Fieldwork for the study was limited, according to the researchers, because northeastern Nigeria — where Boko Haram is based — is known for being dangerous for locals and foreigners alike.

“Media reports often did not report full details of the bombings. Even getting approximate ages of bombers proved to be very difficult … and media accounts often did not even report the gender of the bombers. In instances where age or gender was not reported, it might be reasonable to expect that the bomber was an adult man, and thus, age and gender were not newsworthy enough to report at all,” Warner says.

Hilary Matfess, one of the lead authors of the report, spent much of her time in the field conducting face-to-face interviews with former Boko Haram insurgents, victims and family members affected by Boko Haram’s reign of terror and violence. She revealed that while true suicide bombers are used, those who are willing to die for a cause, Boko Haram also uses improvised explosives carried by unwilling victims and others coerced verbally, physically, materially or by violence. These are known as person-borne IEDs, or PBIEDs.

“Children and those forced into serving as bombers cannot be considered ‘suicide bombers’ and the counterterrorism measures against PBIED attacks can differ than the tactics deployed against an autonomous, dedicated suicide bomber,” Matfess says.

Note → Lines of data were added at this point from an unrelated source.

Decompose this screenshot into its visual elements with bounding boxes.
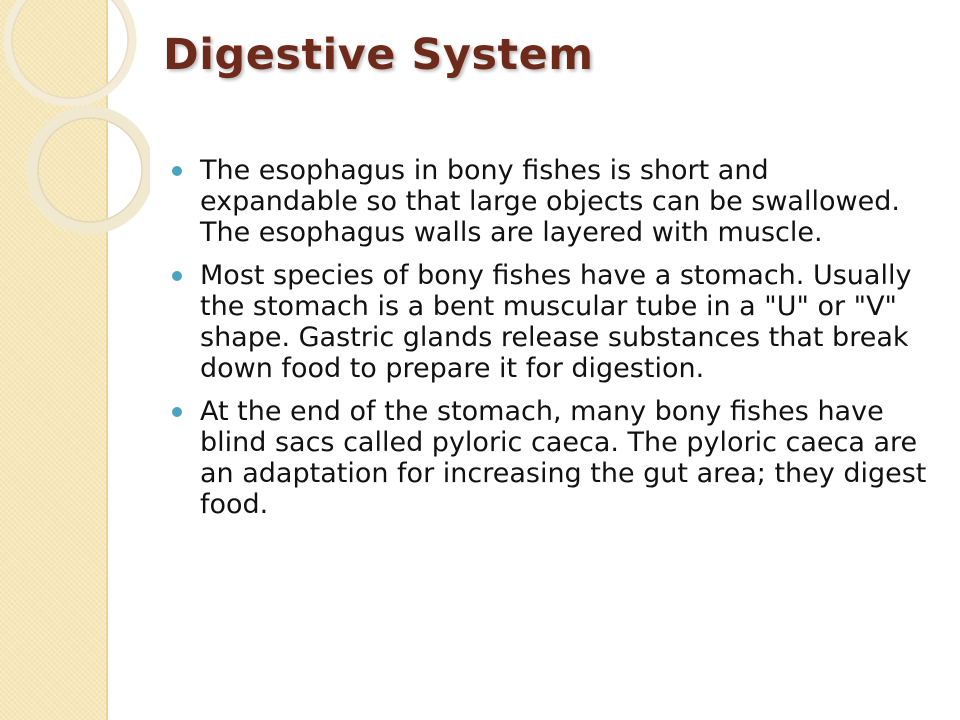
bullet-text: The esophagus in bony fishes is short and expandable so that large objects can be swallowed. The esophagus walls are layered with muscle.	[200, 155, 900, 248]
bullet-dot-icon	[172, 271, 182, 281]
bullet-item	[170, 396, 930, 520]
decorative-ring-small-outline	[38, 118, 142, 222]
bullet-text: Most species of bony fishes have a stomach. Usually the stomach is a bent muscular tube in a "U" or "V" shape. Gastric glands release substances that break down food to prepare it for digestion.	[200, 260, 912, 384]
bullet-dot-icon	[172, 407, 182, 417]
bullet-list	[170, 155, 930, 532]
decorative-ring-small	[32, 112, 148, 228]
bullet-item	[170, 155, 930, 248]
bullet-text: At the end of the stomach, many bony fishes have blind sacs called pyloric caeca. The pyloric caeca are an adaptation for increasing the gut area; they digest food.	[200, 396, 927, 520]
decorative-rings	[0, 0, 150, 260]
bullet-item	[170, 260, 930, 384]
bullet-dot-icon	[172, 166, 182, 176]
slide-title: Digestive System	[163, 30, 594, 80]
decorative-ring-large	[8, 0, 132, 102]
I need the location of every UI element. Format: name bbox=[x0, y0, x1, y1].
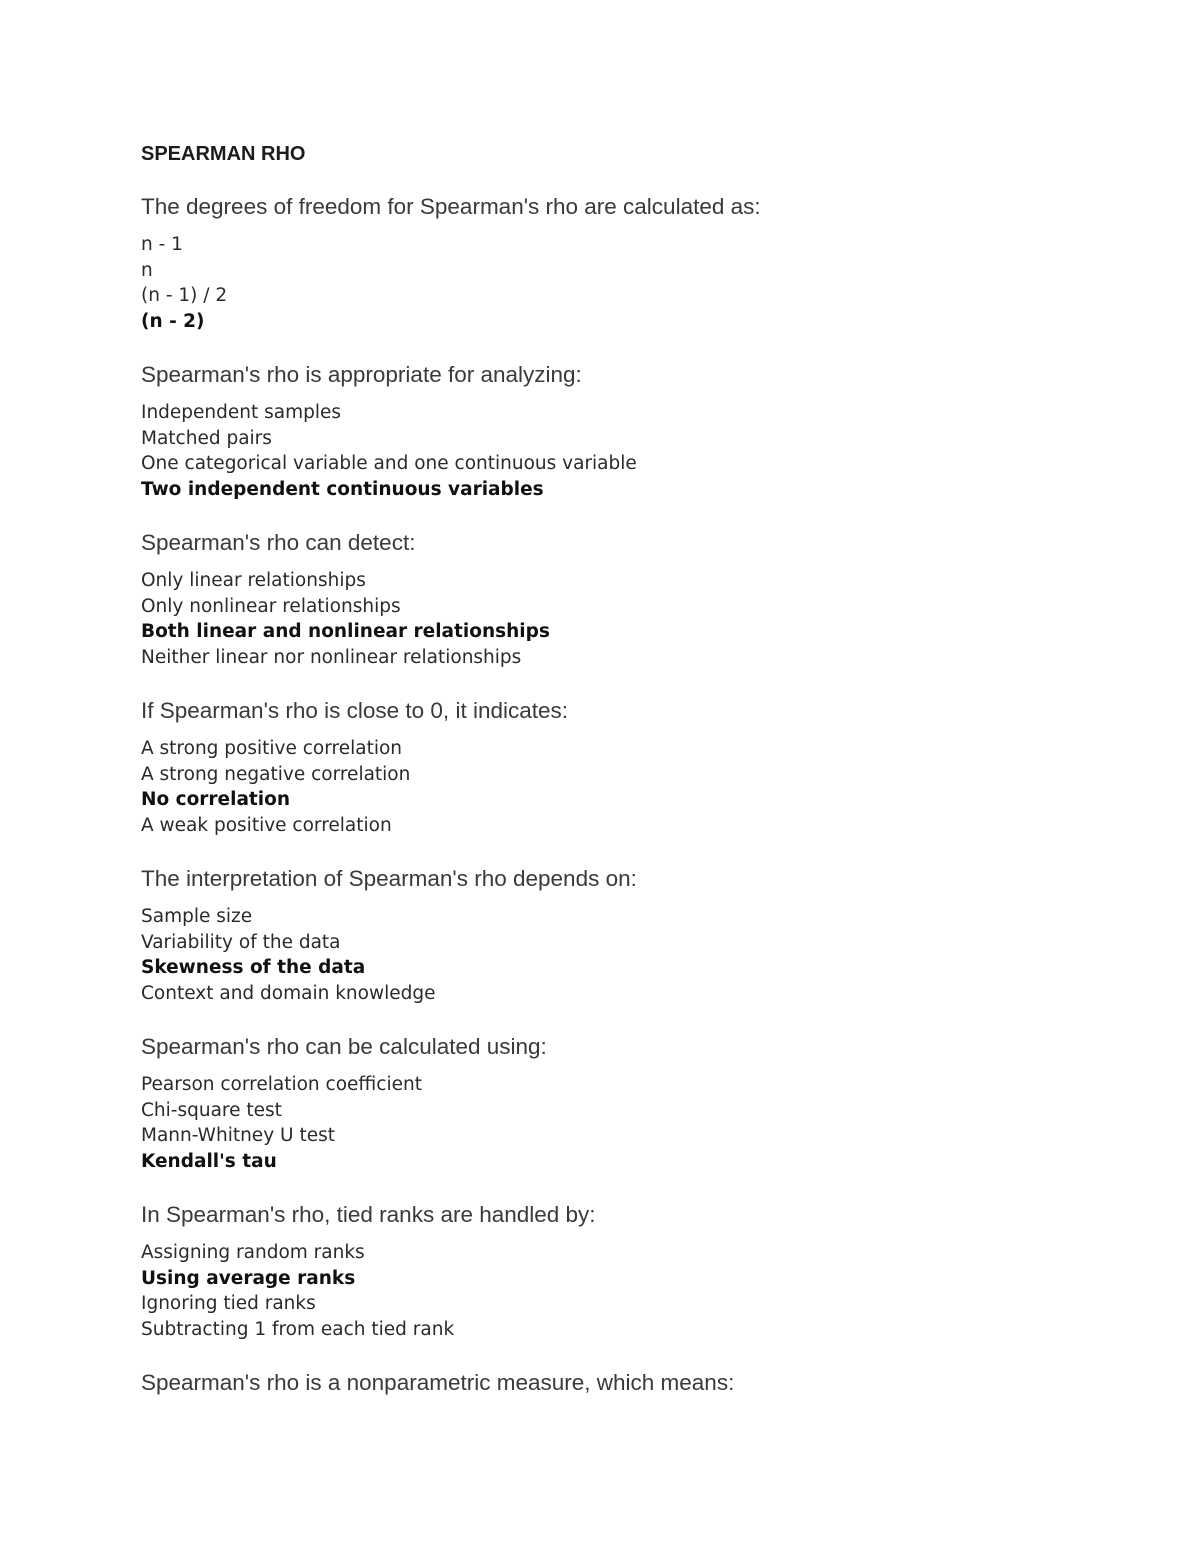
answer-options bbox=[141, 568, 1101, 670]
answer-option: Pearson correlation coefficient bbox=[141, 1074, 422, 1095]
answer-option: Kendall's tau bbox=[141, 1150, 277, 1172]
answer-option: Independent samples bbox=[141, 402, 342, 423]
answer-option: Mann-Whitney U test bbox=[141, 1125, 335, 1146]
answer-option: No correlation bbox=[141, 789, 290, 810]
answer-option: Skewness of the data bbox=[141, 957, 366, 978]
question-prompt: In Spearman's rho, tied ranks are handled by: bbox=[141, 1202, 596, 1227]
answer-option: Using average ranks bbox=[141, 1267, 356, 1289]
answer-options bbox=[141, 1072, 1101, 1174]
answer-option: n bbox=[141, 259, 153, 281]
answer-options bbox=[141, 232, 1101, 334]
question-prompt: Spearman's rho is appropriate for analyzing: bbox=[141, 362, 582, 387]
answer-option: Only linear relationships bbox=[141, 570, 366, 591]
answer-option: (n - 2) bbox=[141, 310, 205, 332]
answer-option: Only nonlinear relationships bbox=[141, 595, 401, 617]
answer-options bbox=[141, 1240, 1101, 1342]
answer-option: Subtracting 1 from each tied rank bbox=[141, 1318, 455, 1340]
answer-option: One categorical variable and one continuous variable bbox=[141, 453, 637, 474]
answer-options bbox=[141, 904, 1101, 1006]
answer-options bbox=[141, 400, 1101, 502]
answer-options bbox=[141, 736, 1101, 838]
page-title: SPEARMAN RHO bbox=[141, 143, 306, 165]
answer-option: Context and domain knowledge bbox=[141, 982, 436, 1004]
answer-option: A strong positive correlation bbox=[141, 738, 403, 759]
answer-option: Both linear and nonlinear relationships bbox=[141, 621, 550, 642]
answer-option: (n - 1) / 2 bbox=[141, 285, 228, 306]
answer-option: A weak positive correlation bbox=[141, 814, 392, 836]
question-block bbox=[141, 1032, 1101, 1174]
question-block bbox=[141, 528, 1101, 670]
question-prompt: Spearman's rho can detect: bbox=[141, 530, 416, 555]
answer-option: n - 1 bbox=[141, 234, 183, 255]
answer-option: Chi-square test bbox=[141, 1099, 282, 1121]
answer-option: Two independent continuous variables bbox=[141, 478, 544, 500]
answer-option: Matched pairs bbox=[141, 427, 272, 449]
question-block bbox=[141, 864, 1101, 1006]
question-block bbox=[141, 360, 1101, 502]
question-prompt: Spearman's rho can be calculated using: bbox=[141, 1034, 547, 1059]
answer-option: A strong negative correlation bbox=[141, 763, 411, 785]
question-prompt: The degrees of freedom for Spearman's rho are calculated as: bbox=[141, 194, 761, 219]
answer-option: Ignoring tied ranks bbox=[141, 1293, 316, 1314]
question-block bbox=[141, 1200, 1101, 1342]
answer-option: Sample size bbox=[141, 906, 253, 927]
answer-option: Assigning random ranks bbox=[141, 1242, 365, 1263]
question-prompt: Spearman's rho is a nonparametric measure, which means: bbox=[141, 1370, 735, 1395]
question-block bbox=[141, 192, 1101, 334]
question-prompt: If Spearman's rho is close to 0, it indicates: bbox=[141, 698, 568, 723]
question-block bbox=[141, 696, 1101, 838]
question-prompt: The interpretation of Spearman's rho depends on: bbox=[141, 866, 637, 891]
answer-option: Neither linear nor nonlinear relationships bbox=[141, 646, 522, 668]
answer-option: Variability of the data bbox=[141, 931, 341, 953]
question-block bbox=[141, 1368, 1101, 1408]
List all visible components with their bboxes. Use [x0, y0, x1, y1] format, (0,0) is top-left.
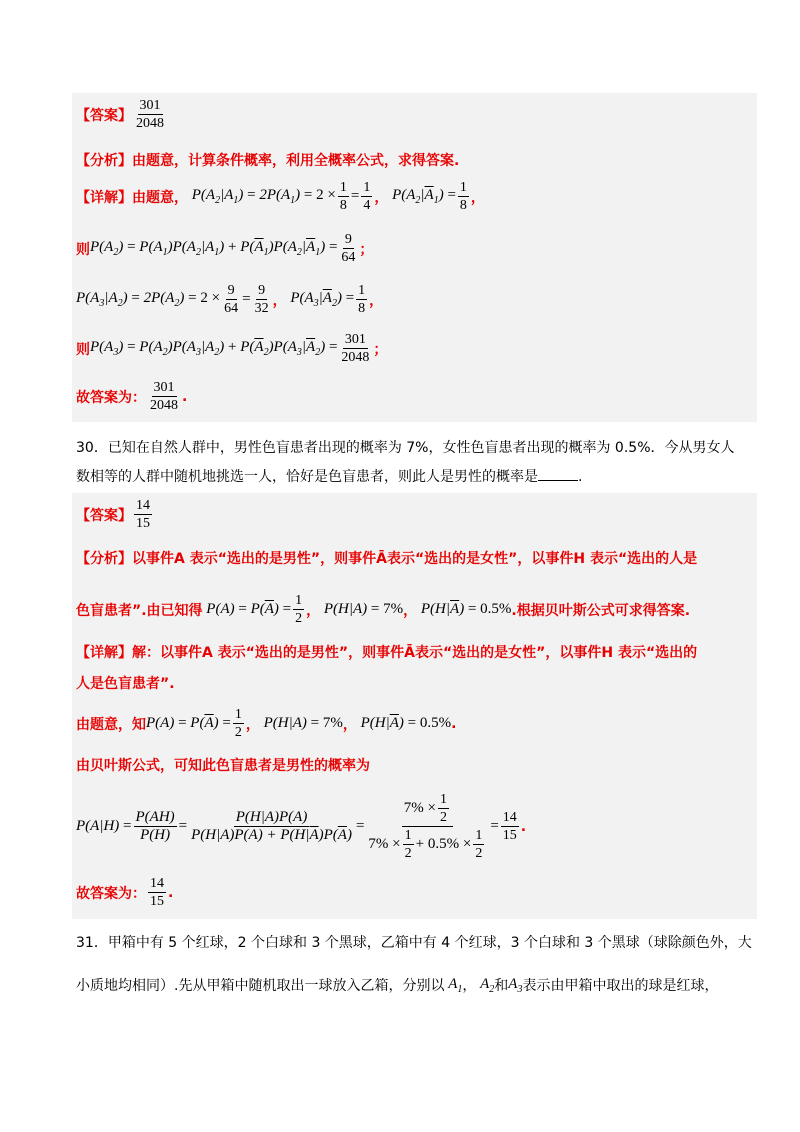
detail-text: 解：以事件A 表示“选出的是男性”，则事件Ā表示“选出的是女性”，以事件H 表示“选出的	[132, 645, 698, 661]
comma: ，	[369, 292, 384, 309]
q29-total-prob-line-1	[76, 232, 373, 265]
formula-p-a2-given-not-a1: $P(A_2|\overline{A}_1)$ =	[388, 187, 456, 206]
formula-p-a: $P(A) = P(\overline{A})$ =	[202, 601, 292, 617]
fraction-9-64: $\frac{9}{64}$	[341, 232, 356, 265]
q30-detail-line-1	[76, 642, 697, 662]
fraction-denominator: 2048	[150, 398, 178, 413]
fraction-denominator: 15	[136, 516, 150, 531]
fraction-14-15: $\frac{14}{15}$	[502, 810, 517, 843]
event-a3: $A_3$	[508, 975, 523, 995]
fraction-bayes-expanded: $\frac{P(H|A)P(A)}{P(H|A)P(A) + P(H|\overline{A})P(\overline{A})}$	[191, 809, 352, 843]
formula-p-a-given-h: P(A|H) =	[76, 818, 132, 834]
fraction-numerator: 14	[150, 876, 164, 891]
period: .	[182, 388, 188, 405]
analysis-text: 以事件A 表示“选出的是男性”，则事件Ā表示“选出的是女性”，以事件H 表示“选出的人是	[132, 551, 698, 567]
analysis-label: 【分析】	[76, 153, 132, 169]
formula-p-h-given-a: P(H|A) = 7%	[259, 715, 343, 731]
fraction-9-32: $\frac{9}{32}$	[254, 283, 269, 316]
answer-blank	[538, 466, 578, 481]
q30-question-line-2	[76, 466, 582, 486]
comma: ，	[374, 189, 389, 206]
final-answer-fraction	[148, 876, 166, 909]
question-text: 表示由甲箱中取出的球是红球，	[522, 978, 719, 994]
event-a1: $A_1$	[444, 975, 463, 995]
fraction-p-ah-over-p-h: $\frac{P(AH)}{P(H)}$	[135, 809, 175, 843]
question-number: 30．	[76, 440, 108, 456]
question-text: 小质地均相同）.先从甲箱中随机取出一球放入乙箱，分别以	[76, 978, 445, 994]
formula-p-a: $P(A) = P(\overline{A})$ =	[146, 715, 231, 731]
q29-answer-line	[76, 98, 168, 131]
formula-p-h-given-a: P(H|A) = 7%	[320, 601, 404, 617]
fraction-denominator: 2048	[136, 116, 164, 131]
fraction-numerator: 301	[139, 98, 161, 113]
question-text: 已知在自然人群中，男性色盲患者出现的概率为 7%，女性色盲患者出现的概率为 0.5%．今从男女人	[107, 440, 735, 456]
q30-answer-line	[76, 498, 154, 531]
detail-label: 【详解】	[76, 645, 132, 661]
detail-label: 【详解】	[76, 189, 132, 206]
comma: ，	[272, 292, 287, 309]
event-a2: $A_2$	[476, 975, 495, 995]
q30-bayes-line	[76, 755, 370, 775]
q31-question-line-2: 小质地均相同）.先从甲箱中随机取出一球放入乙箱，分别以 $A_1$ ， $A_2$ 和 $A_3$ 表示由甲箱中取出的球是红球，	[76, 975, 719, 995]
semicolon: ；	[359, 241, 374, 258]
formula-p-h-given-not-a: $P(H|\overline{A}) = 0.5\%$	[356, 715, 452, 731]
q31-question-line-1	[76, 932, 752, 952]
analysis-text: .根据贝叶斯公式可求得答案.	[511, 602, 691, 619]
q29-final-line	[76, 380, 187, 413]
period: .	[168, 884, 174, 901]
fraction-1-8: $\frac{1}{8}$	[339, 180, 347, 213]
formula-p-a2-given-a1: $P(A_2|A_1) = 2P(A_1) = 2$ ×	[188, 187, 336, 206]
formula-p-h-given-not-a: $P(H|\overline{A}) = 0.5\%$	[417, 601, 512, 617]
answer-fraction	[134, 498, 152, 531]
q29-total-prob-line-2	[76, 332, 387, 365]
then-label: 则	[76, 341, 90, 358]
question-text: 甲箱中有 5 个红球，2 个白球和 3 个黑球，乙箱中有 4 个红球，3 个白球和 3 个黑球（球除颜色外，大	[107, 935, 752, 951]
answer-fraction	[134, 98, 166, 131]
q30-analysis-line-1	[76, 548, 697, 568]
fraction-1-4: $\frac{1}{4}$	[363, 180, 371, 213]
q29-detail-line: 【详解】 由题意， $P(A_2|A_1) = 2P(A_1) = 2$ × $\frac{1}{8}$ = $\frac{1}{4}$ ， $P(A_2|\overline{A}_1)$ = $\frac{1}{8}$ ，	[76, 180, 485, 213]
fraction-1-8: $\frac{1}{8}$	[459, 180, 467, 213]
final-answer-fraction	[148, 380, 180, 413]
period: .	[578, 469, 583, 485]
formula-p-a2: $P(A_2) = P(A_1)P(A_2|A_1) + P(\overline{A}_1)P(A_2|\overline{A}_1)$ =	[90, 239, 338, 258]
answer-label: 【答案】	[76, 107, 132, 124]
comma: ，	[470, 189, 485, 206]
period: .	[451, 715, 457, 732]
question-text: 和	[494, 978, 509, 994]
fraction-denominator: 15	[150, 894, 164, 909]
formula-p-a3-given-not-a2: $P(A_3|\overline{A}_2)$ =	[286, 290, 355, 309]
question-text: 数相等的人群中随机地挑选一人，恰好是色盲患者，则此人是男性的概率是	[76, 469, 538, 485]
fraction-1-2: $\frac{1}{2}$	[234, 707, 242, 740]
fraction-1-2: $\frac{1}{2}$	[295, 593, 303, 626]
q30-final-line	[76, 876, 173, 909]
semicolon: ；	[373, 341, 388, 358]
fraction-numerator: 301	[153, 380, 175, 395]
q30-bayes-formula: P(A|H) = $\frac{P(AH)}{P(H)}$ = $\frac{P(H|A)P(A)}{P(H|A)P(A) + P(H|\overline{A})P(\overline{A})}$ = 7% × $\frac{1}{2}$ 7% × $\frac{1}{2}$ + 0.5% × $\frac{1}{2}$ = $\frac{14}{15}$ .	[76, 792, 527, 861]
final-answer-label: 故答案为：	[76, 389, 146, 406]
formula-p-a3-given-a2: $P(A_3|A_2) = 2P(A_2) = 2$ ×	[76, 290, 221, 309]
fraction-9-64: $\frac{9}{64}$	[224, 283, 239, 316]
analysis-text: 色盲患者”.由已知得	[76, 602, 203, 619]
q29-analysis-line	[76, 150, 459, 170]
known-label: 由题意，知	[76, 716, 146, 733]
q30-known-line: 由题意，知 $P(A) = P(\overline{A})$ = $\frac{1}{2}$ ， P(H|A) = 7% ， $P(H|\overline{A}) = 0.5\%$ .	[76, 707, 457, 740]
then-label: 则	[76, 241, 90, 258]
final-answer-label: 故答案为：	[76, 885, 146, 902]
q29-p-a3-line: $P(A_3|A_2) = 2P(A_2) = 2$ × $\frac{9}{64}$ = $\frac{9}{32}$ ， $P(A_3|\overline{A}_2)$ = $\frac{1}{8}$ ，	[76, 283, 384, 316]
fraction-1-8: $\frac{1}{8}$	[358, 283, 366, 316]
fraction-bayes-numeric: 7% × $\frac{1}{2}$ 7% × $\frac{1}{2}$ + 0.5% × $\frac{1}{2}$	[368, 792, 483, 861]
question-number: 31．	[76, 935, 108, 951]
detail-text: 由题意，	[132, 189, 188, 206]
fraction-301-2048: $\frac{301}{2048}$	[341, 332, 370, 365]
analysis-text: 由题意，计算条件概率，利用全概率公式，求得答案.	[132, 153, 460, 169]
formula-p-a3: $P(A_3) = P(A_2)P(A_3|A_2) + P(\overline{A}_2)P(A_3|\overline{A}_2)$ =	[90, 339, 338, 358]
q30-analysis-line-2: 色盲患者”.由已知得 $P(A) = P(\overline{A})$ = $\frac{1}{2}$ ， P(H|A) = 7% ， $P(H|\overline{A}) = 0.5\%$ .根据贝叶斯公式可求得答案.	[76, 593, 691, 626]
answer-label: 【答案】	[76, 507, 132, 524]
bayes-text: 由贝叶斯公式，可知此色盲患者是男性的概率为	[76, 758, 370, 774]
analysis-label: 【分析】	[76, 551, 132, 567]
fraction-numerator: 14	[136, 498, 150, 513]
detail-text: 人是色盲患者”.	[76, 676, 175, 692]
q30-question-line-1	[76, 437, 735, 457]
q30-detail-line-2	[76, 673, 175, 693]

In Maiduguri, a town that has been a major victim in Boko Haram’s suicide bombings, the government has begun a campaign to raise public awareness about women and child bombers, educating the people on how to positively identify potential attackers.

“The policy is well intentioned, [but] it risks stigmatizing the bombers, many — though not all — of whom have been coerced or forced into serving in this role. The widespread suspicion of women and girls that these attacks have resulted in already puts women and girls at a disadvantage in the community,” says Matfess

According to former Boko Haram members had told her that some women do join Boko Haram voluntarily. Some even volunteer to be suicide bombers. Matfess recalled a meeting she had with a group of female Boko Haram members who had been rescued by the Nigerian military and were being held in a rehabilitation camp. However, they were still loyal to the group.

She spoke with one of the group’s younger recruits, a 14-year-old named Fatima, who had already been married twice.

“It was so clear to me then that this was just a young woman, with interests not very different from the [teenage] girls I grew up with, caught in the middle of tragic circumstances and a society marked by structural violence against women.”